Mercedes-Benz Sprinter, une caverne sur roues qui change le paysage
Le fourgon est une espèce essentielle à la survie de la population de l’Amérique du Nord. Il est partout mais on ne le remarque quasiment jamais, grâce à sa grande habileté à se camoufler. C’est lui qui se cache sous les couleurs de Paul le plombier, Rosemarie la fleuriste, les piscines Trudeau ou le livreur Purolator qui ne tient jamais en place.
Pendant plusieurs décennies, les espèces dominantes de fourgons étaient autochtones. Elles provenaient des familles Chevrolet, Dodge, Ford et GMC qui se reproduisent uniquement en Amérique du Nord. Sans véritable autre ennemi ou prédateur, elles n’ont d’ailleurs pratiquement pas évolué en trois décennies et continuent pourtant de se vendre. Ça risque de changer.
Depuis quelques années, une espèce nouvelle de fourgon s’installe effectivement peu à peu dans le paysage. Le Sprinter est né en Europe et roule sur ce continent et en Amérique du Sud depuis une quinzaine d’années. Il s’est d’abord introduit discrètement en Amérique du Nord sous la bannière Freightliner en 2001, visant les grands utilisateurs commerciaux.
La première vague
Mais le grand fourgon s’est véritablement fait remarquer en 2003 lorsqu’il a emprunté la marque d’une espèce autochtone. Le Dodge Sprinter s’est multiplié jusqu’à l’année-modèle 2009 en fait, après la séparation de DaimlerChrysler. Les Sprinter nous sont arrivés sans déguisement pour l’année 2010, portant fièrement l’étoile à trois pointes Mercedes-Benz, la marque de prestige du groupe Daimler. Ils sont encore vendus aussi aux États-Unis à l’enseigne Freightliner.
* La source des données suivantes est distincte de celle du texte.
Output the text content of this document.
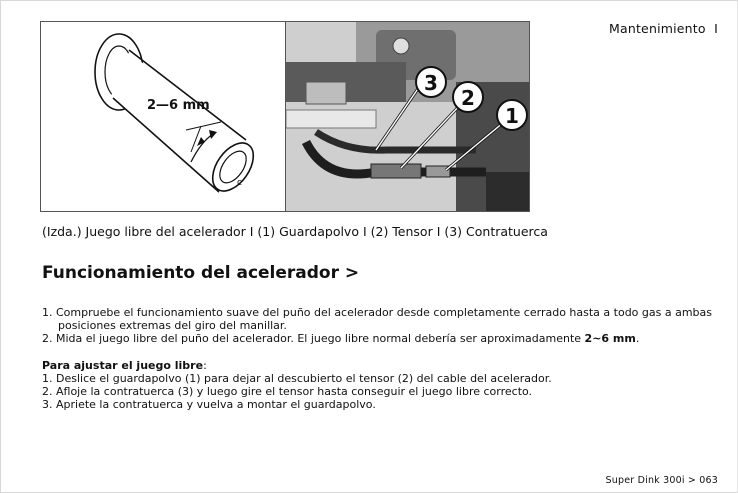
Mantenimiento I
c
2—6 mm
3
2
1
(Izda.) Juego libre del acelerador I (1) Guardapolvo I (2) Tensor I (3) Contratuerca
Funcionamiento del acelerador >

1. Compruebe el funcionamiento suave del puño del acelerador desde completamente cerrado hasta a todo gas a ambas

posiciones extremas del giro del manillar.

2. Mida el juego libre del puño del acelerador. El juego libre normal debería ser aproximadamente 2~6 mm.

Para ajustar el juego libre:

1. Deslice el guardapolvo (1) para dejar al descubierto el tensor (2) del cable del acelerador.

2. Afloje la contratuerca (3) y luego gire el tensor hasta conseguir el juego libre correcto.

3. Apriete la contratuerca y vuelva a montar el guardapolvo.

Super Dink 300i > 063
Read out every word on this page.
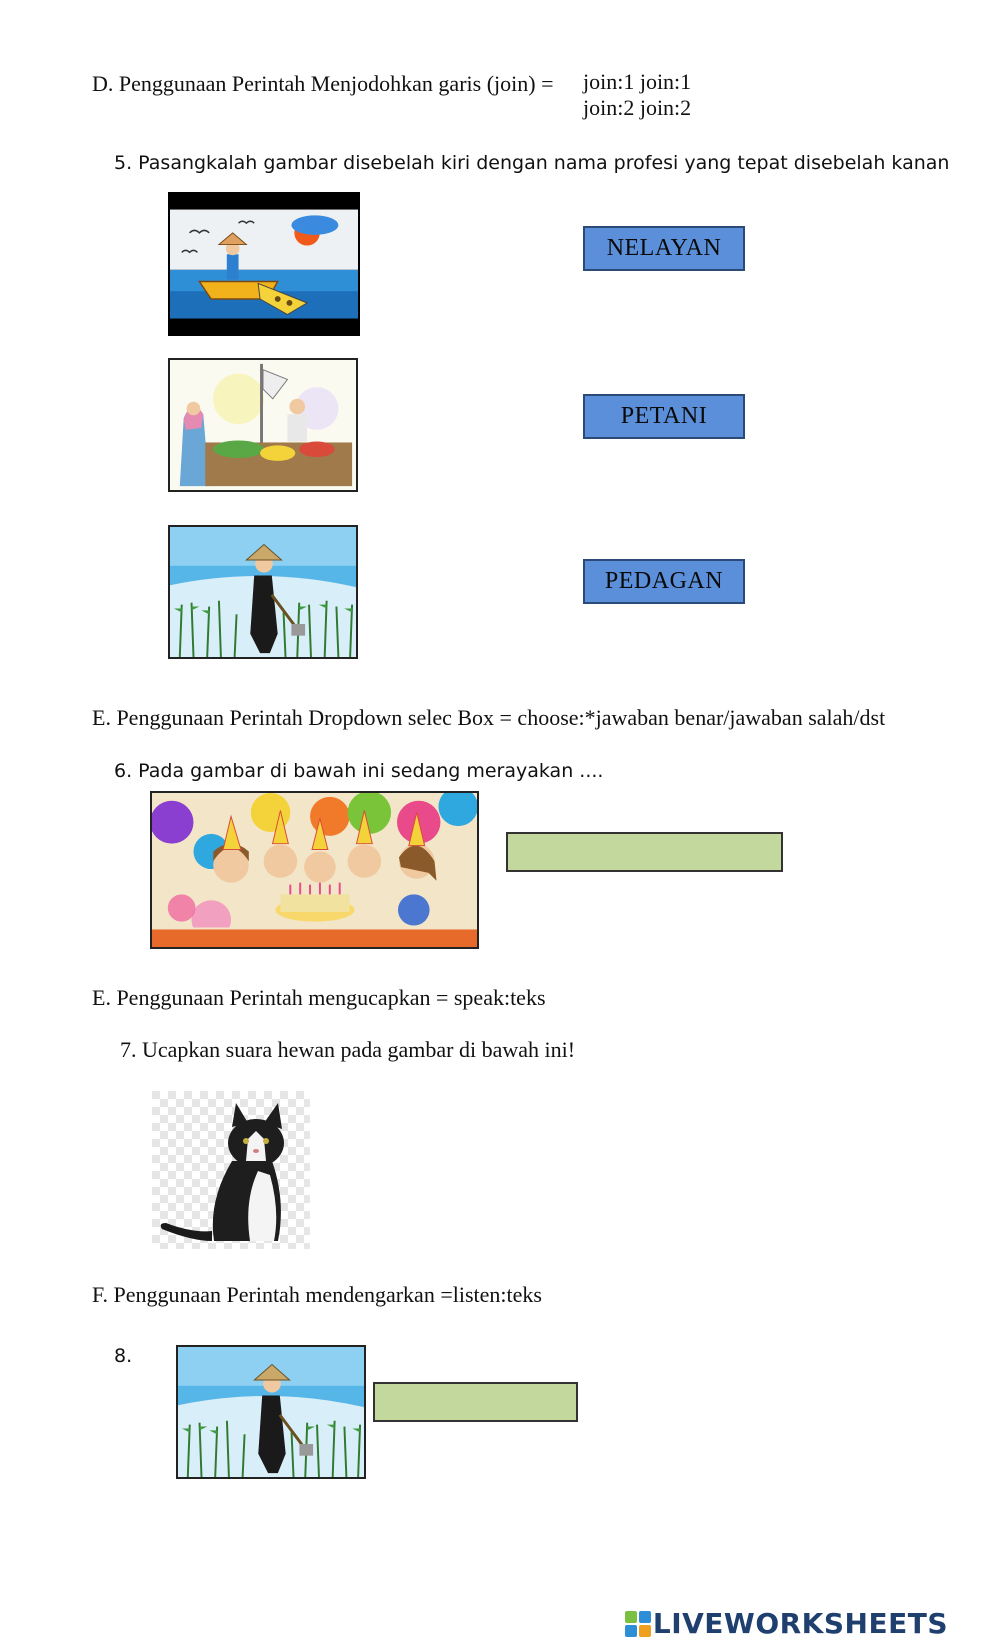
D. Penggunaan Perintah Menjodohkan garis (join) = join:1 join:1
join:2 join:2
5. Pasangkalah gambar disebelah kiri dengan nama profesi yang tepat disebelah kanan
NELAYAN
PETANI
PEDAGAN
E. Penggunaan Perintah Dropdown selec Box = choose:*jawaban benar/jawaban salah/dst
6. Pada gambar di bawah ini sedang merayakan ....
E. Penggunaan Perintah mengucapkan = speak:teks
7. Ucapkan suara hewan pada gambar di bawah ini!
F. Penggunaan Perintah mendengarkan =listen:teks
8.
LIVEWORKSHEETS
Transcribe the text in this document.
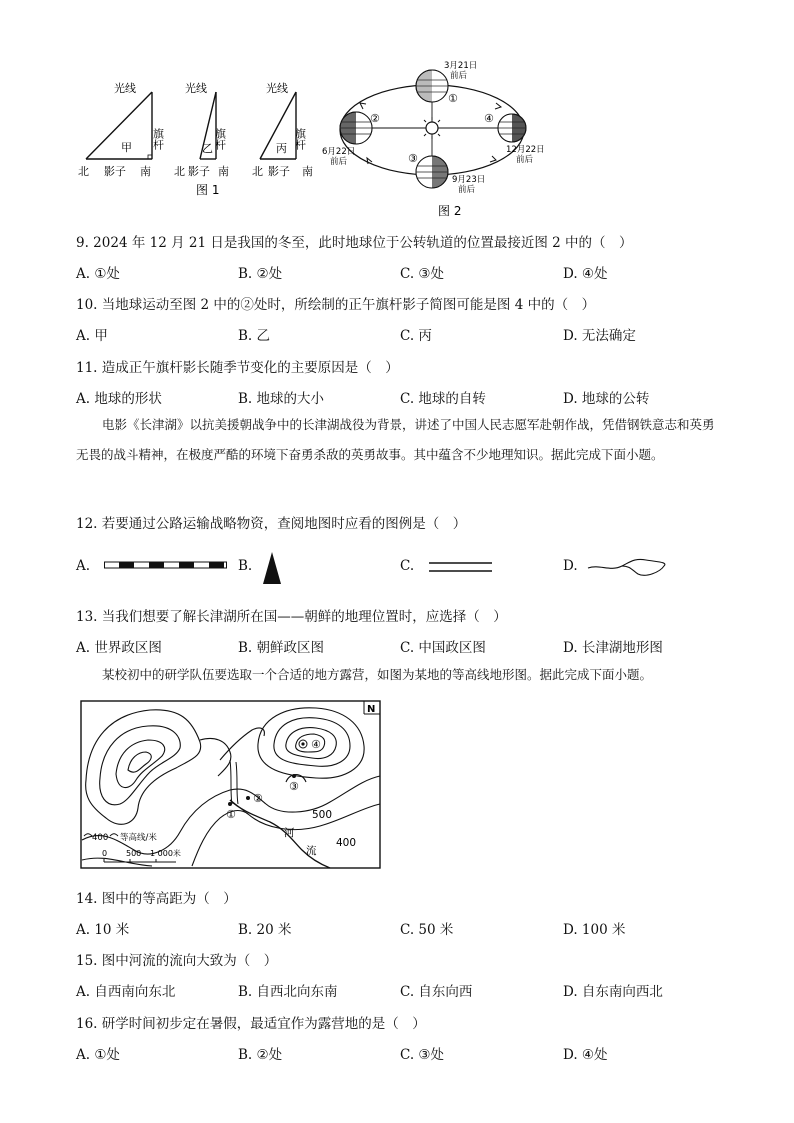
光线
旗杆
甲
北 影子 南
光线
旗杆
乙
北 影子 南
光线
旗杆
丙
北 影子 南
图 1
3月21日
前后
①
②
6月22日
前后	③
9月23日
前后
④
12月22日
前后
图 2
9. 2024 年 12 月 21 日是我国的冬至，此时地球位于公转轨道的位置最接近图 2 中的（　）
A. ①处	B. ②处	C. ③处	D. ④处
10. 当地球运动至图 2 中的②处时，所绘制的正午旗杆影子简图可能是图 4 中的（　）
A. 甲	B. 乙	C. 丙	D. 无法确定
11. 造成正午旗杆影长随季节变化的主要原因是（　）
A. 地球的形状	B. 地球的大小	C. 地球的自转	D. 地球的公转
电影《长津湖》以抗美援朝战争中的长津湖战役为背景，讲述了中国人民志愿军赴朝作战，凭借钢铁意志和英勇无畏的战斗精神，在极度严酷的环境下奋勇杀敌的英勇故事。其中蕴含不少地理知识。据此完成下面小题。
12. 若要通过公路运输战略物资，查阅地图时应看的图例是（　）
A.	B.	C.	D.
13. 当我们想要了解长津湖所在国——朝鲜的地理位置时，应选择（　）
A. 世界政区图	B. 朝鲜政区图	C. 中国政区图	D. 长津湖地形图
某校初中的研学队伍要选取一个合适的地方露营，如图为某地的等高线地形图。据此完成下面小题。
N
①
②
③
④
500
400
河
流
400 等高线/米
0 500 1 000米
14. 图中的等高距为（　）
A. 10 米	B. 20 米	C. 50 米	D. 100 米
15. 图中河流的流向大致为（　）
A. 自西南向东北	B. 自西北向东南	C. 自东向西	D. 自东南向西北
16. 研学时间初步定在暑假，最适宜作为露营地的是（　）
A. ①处	B. ②处	C. ③处	D. ④处
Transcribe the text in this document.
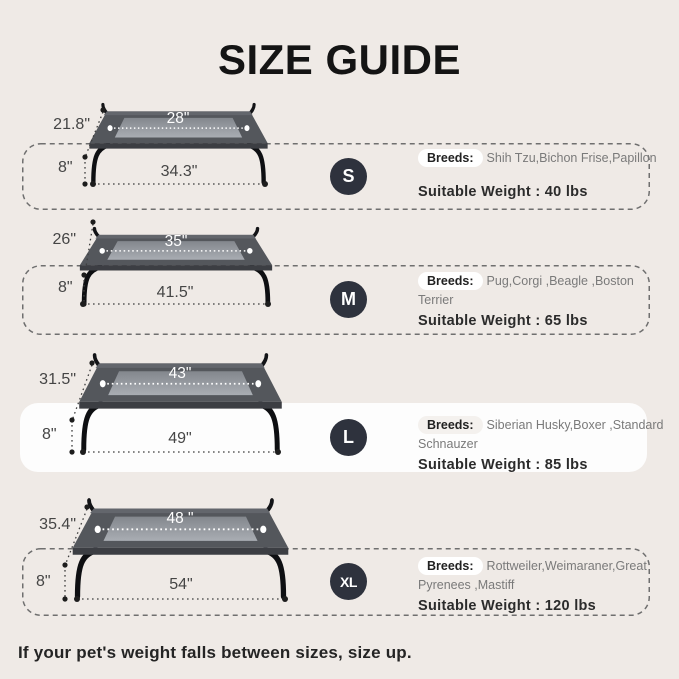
SIZE GUIDE
S
Breeds: Shih Tzu,Bichon Frise,Papillon
Suitable Weight : 40 lbs
M
Breeds: Pug,Corgi ,Beagle ,Boston Terrier
Suitable Weight : 65 lbs
L
Breeds: Siberian Husky,Boxer ,Standard Schnauzer
Suitable Weight : 85 lbs
XL
Breeds: Rottweiler,Weimaraner,Great Pyrenees ,Mastiff
Suitable Weight : 120 lbs
28"
21.8"
8"	34.3"
35"
26"
8"	41.5"
43"
31.5"
8"	49"
48 "
35.4"
8"	54"
If your pet's weight falls between sizes, size up.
Les premiers Sprinter étaient pratiquement identiques à leurs cousins européens. Ça leur a d’ailleurs causé quelques soucis chez nous parce qu’ils n’étaient pas adaptés à certaines conditions extrêmes de leur nouveau milieu. Le sel qu’on répand ici sur les routes par milliers de tonnes à chaque hiver, entre autres, a vite attaqué ces grandes boîtes de tôle. Les premiers Sprinter se reconnaissent d’ailleurs souvent aux traces de rouille qui marquent leur carrosserie.
C’est pourquoi les nouveaux ont une carrosserie entièrement protégée de la rouille dans les usines allemandes de Düsseldorf et Ludwigsfelde où ils sont construits. Et une garantie de 5 ans contre la perforation.
Mercedes paye la tournée
Ce n’est là qu’un seul des nombreux points que soulignent les animateurs des présentations de la ‘grande tournée Sprinter’ qui a roulé de St-Jean, Terre-Neuve à Vancouver, des premiers jours d’avril à la fin du mois de mai.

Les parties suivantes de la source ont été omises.